I remember a time when games were games. They didn't integrate with social networks. They didn't assault you with endless DLC packs. They didn't lock away the game behind an "always on" requirement. They didn't force obscure motion control or touch control or camera control mechanics into games that didn't need it. Apparently, we were all able to play games and have fun and play with one another without all the social features and DLC and nonsense being added to games nowadays. Apparently, the pure, unadulterated pleasure of Wii Sports was just too "dumb", so we had to cram it into everything else to see if it worked.
I remember a time when attacks against videogames came from without, not within.

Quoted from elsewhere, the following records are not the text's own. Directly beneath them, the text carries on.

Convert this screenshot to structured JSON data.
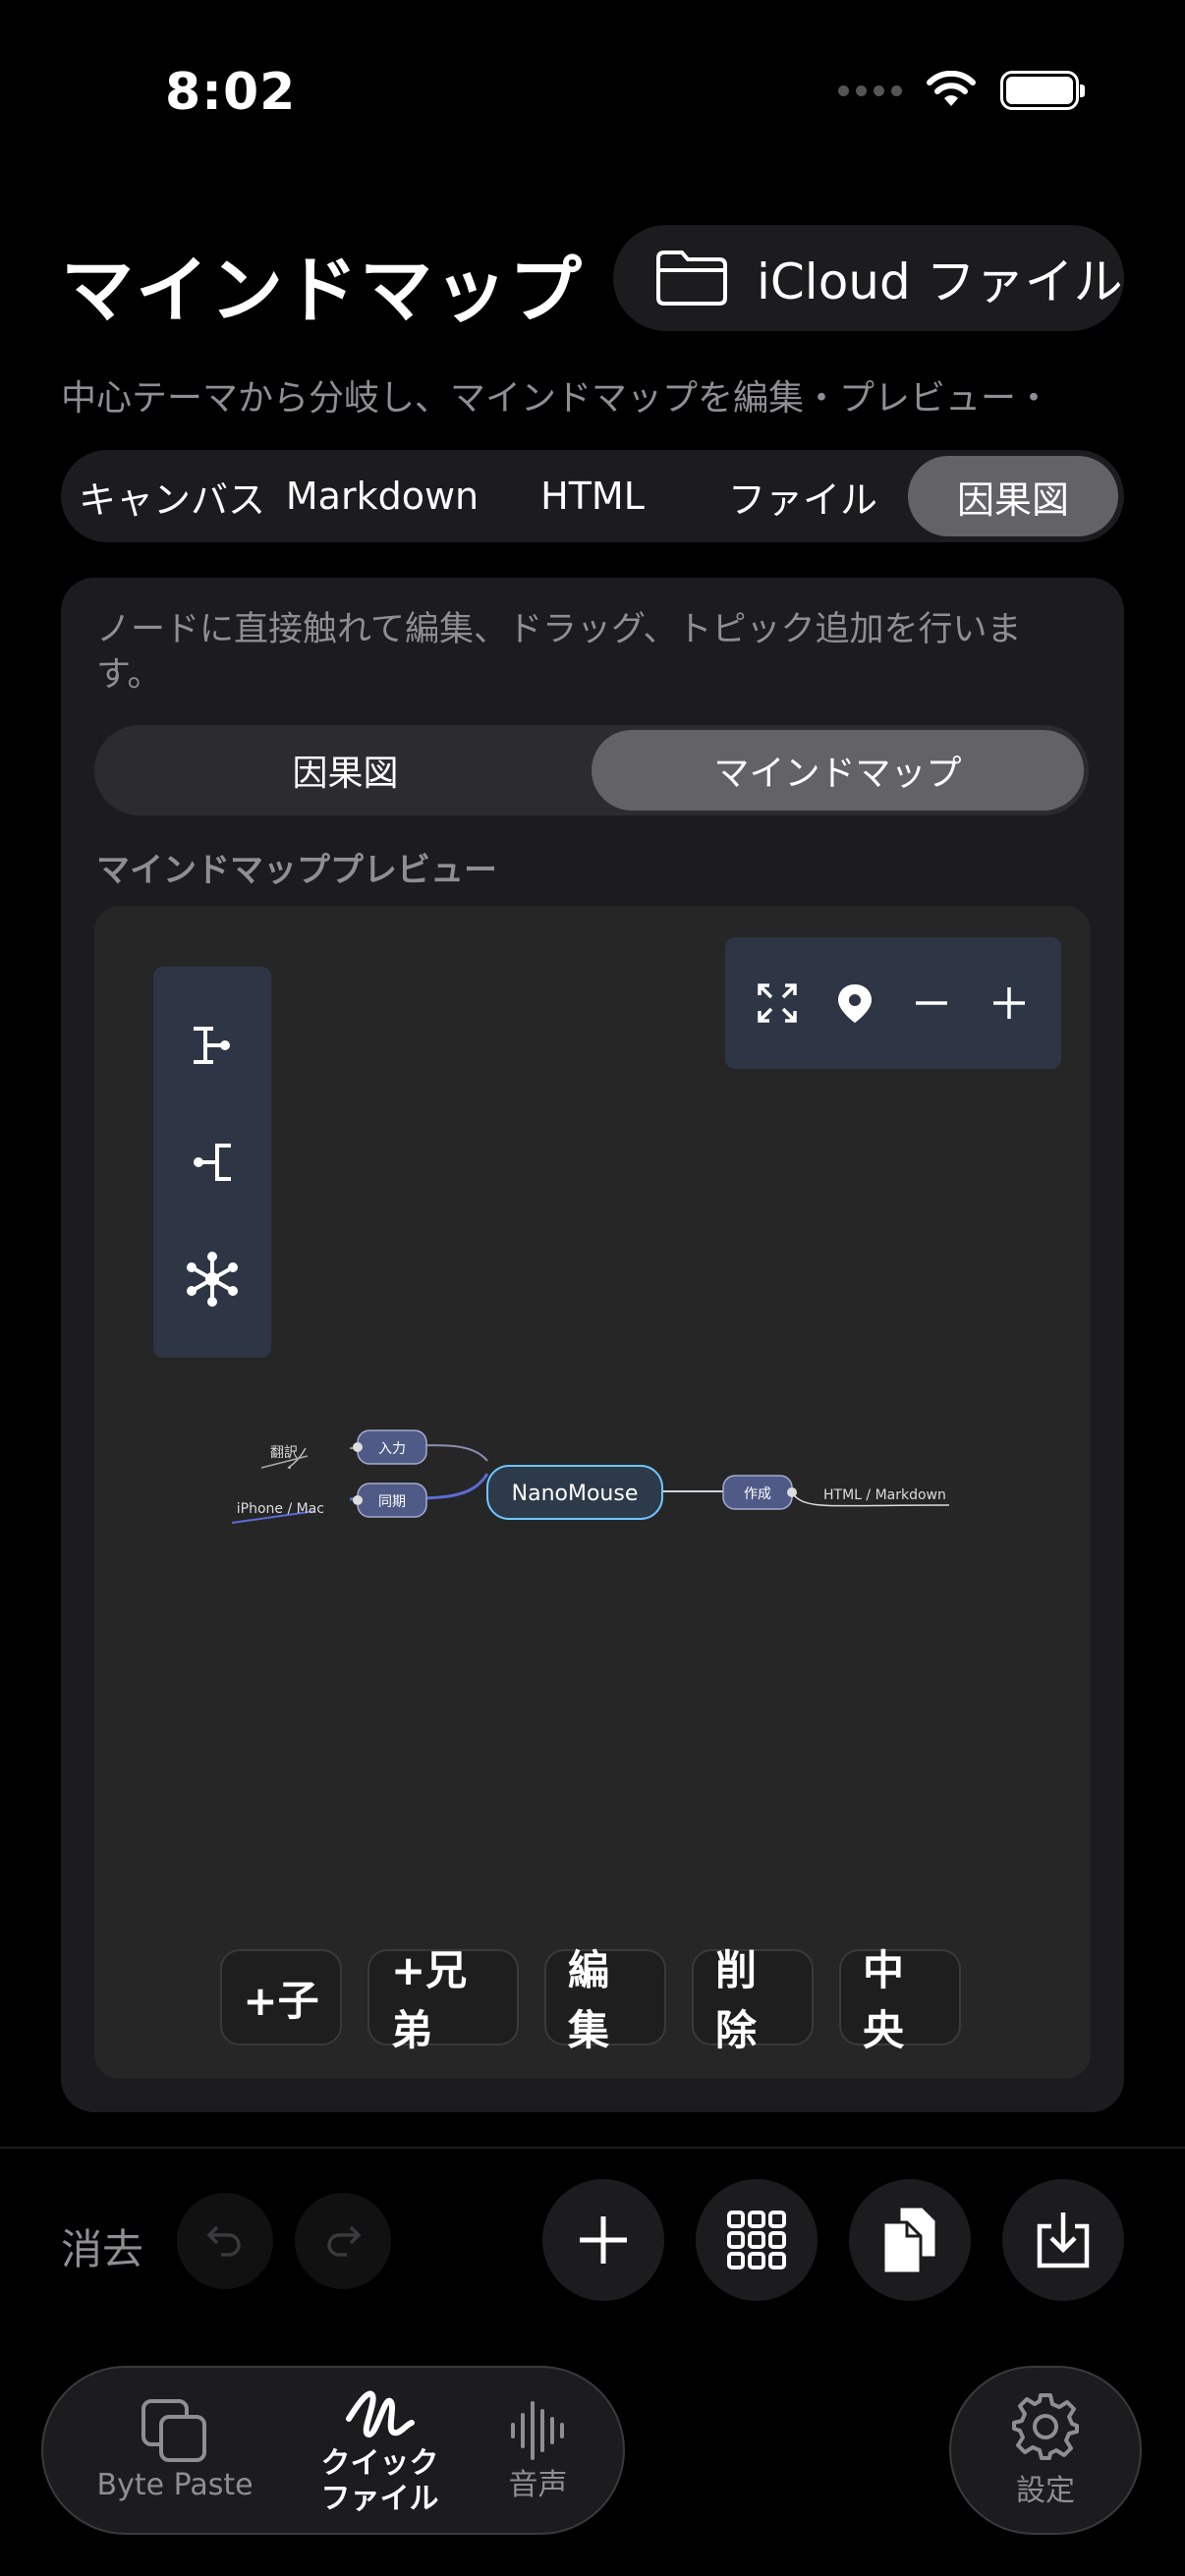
{
  "status": {
    "time": "8:02"
  },
  "header": {
    "title": "マインドマップ",
    "icloud_label": "iCloud ファイル"
  },
  "subtitle": "中心テーマから分岐し、マインドマップを編集・プレビュー・",
  "tabs": [
    {
      "label": "キャンバス",
      "active": false
    },
    {
      "label": "Markdown",
      "active": false
    },
    {
      "label": "HTML",
      "active": false
    },
    {
      "label": "ファイル",
      "active": false
    },
    {
      "label": "因果図",
      "active": true
    }
  ],
  "card": {
    "description": "ノードに直接触れて編集、ドラッグ、トピック追加を行います。",
    "toggle": [
      {
        "label": "因果図",
        "active": false
      },
      {
        "label": "マインドマップ",
        "active": true
      }
    ],
    "preview_label": "マインドマッププレビュー"
  },
  "mindmap": {
    "center": "NanoMouse",
    "nodes": {
      "input": "入力",
      "translate": "翻訳",
      "sync": "同期",
      "device": "iPhone / Mac",
      "create": "作成",
      "format": "HTML / Markdown"
    }
  },
  "node_actions": [
    "+子",
    "+兄弟",
    "編集",
    "削除",
    "中央"
  ],
  "bottom": {
    "clear_label": "消去"
  },
  "tabbar": [
    {
      "label": "Byte Paste",
      "icon": "copy-icon",
      "active": false
    },
    {
      "label": "クイック\nファイル",
      "icon": "scribble-icon",
      "active": true
    },
    {
      "label": "音声",
      "icon": "waveform-icon",
      "active": false
    }
  ],
  "settings_label": "設定",
  "colors": {
    "accent_node": "#4f5a86",
    "center_border": "#6ec6ff",
    "toolbar": "#2e3645"
  }
}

We all knew who our enemies were: Joe Lieberman, Jack Thompson, and various other public figures who wanted to make a scapegoat out of our favorite hobby, people who wanted to blame games and blame the "murderers" who played them for society's ills. We even rolled our eyes in unison whenever Uwe Boll would announce a new movie and/or defend his butchering of our favorite franchises. Apparently, with those enemies defeated, we've made one another the enemy. Before, it was silly name-calling like "Ninty fanboy" or "Xbot" or "Sony defense force". Now we shout out "racist" and "sexist" and "bigot" and "you just don't get it!" against our fellow gamer.
Many people are very excited for the next generation of gaming. I'm not, not if this is what we're left with. Many people say we're growing up as a gaming industry. I don't think we are. We're simply "playing adult" by squabbling about quasi-adult topics while shouting and ignoring and calling names. At least before all this, I was simply called a "fanboy" for owning a PS3. Now, I'm a "sexist" because I'll be buying Dragon's Crown for my Vita. Now, if I don't support gun ownership (I do) but I buy Call of Duty (I don't), I'm a "hypocrite". At least before, my only gripe was that journalists sometimes seemed unusually harsh or unusually lenient toward certain games. Now, I have to put up with consistently bad analysis of the gaming market, "moral dilemma" articles that are borne out of thin air, self-indulgent navel-gazing, and worst of all, a constant dismissal and arrogance toward gaming's biggest demographics (based on how we treat kids games, casual games, motion games, etc).
I'm sorry. We've fallen so far as an industry. Am I to blame? I'm no one of importance, but did my playful joking and occasional trolling forums contribute to all this? Did my occasional purchase of DLC make things the way they are? Did we cause this, gamers? Maybe. Or maybe we ALLOWED it. We sat by while it was all forced upon us.
I guess I'm just sick of how things are turning out as we go into the next generation. It seems as though every game platform is "doomed" like it's 2008 again or something. News for next-gen systems is met with irrational criticism, and any excitement is labelled as "faboyism". Any legitimate concerns or fears are also labelled as "fanboyism". We praise consoles that sell horribly (the Gamecube) but mock consoles that sold amazingly (the Wii), and then we wonder why videogame companies are tanking left and right.
I don't know what the solution is. All I know is that I hate to see what our industry has morphed into. Is there hope for a change? I guess. I guess I'll just keep supporting the companies I like and writing a blog about it every once in a while.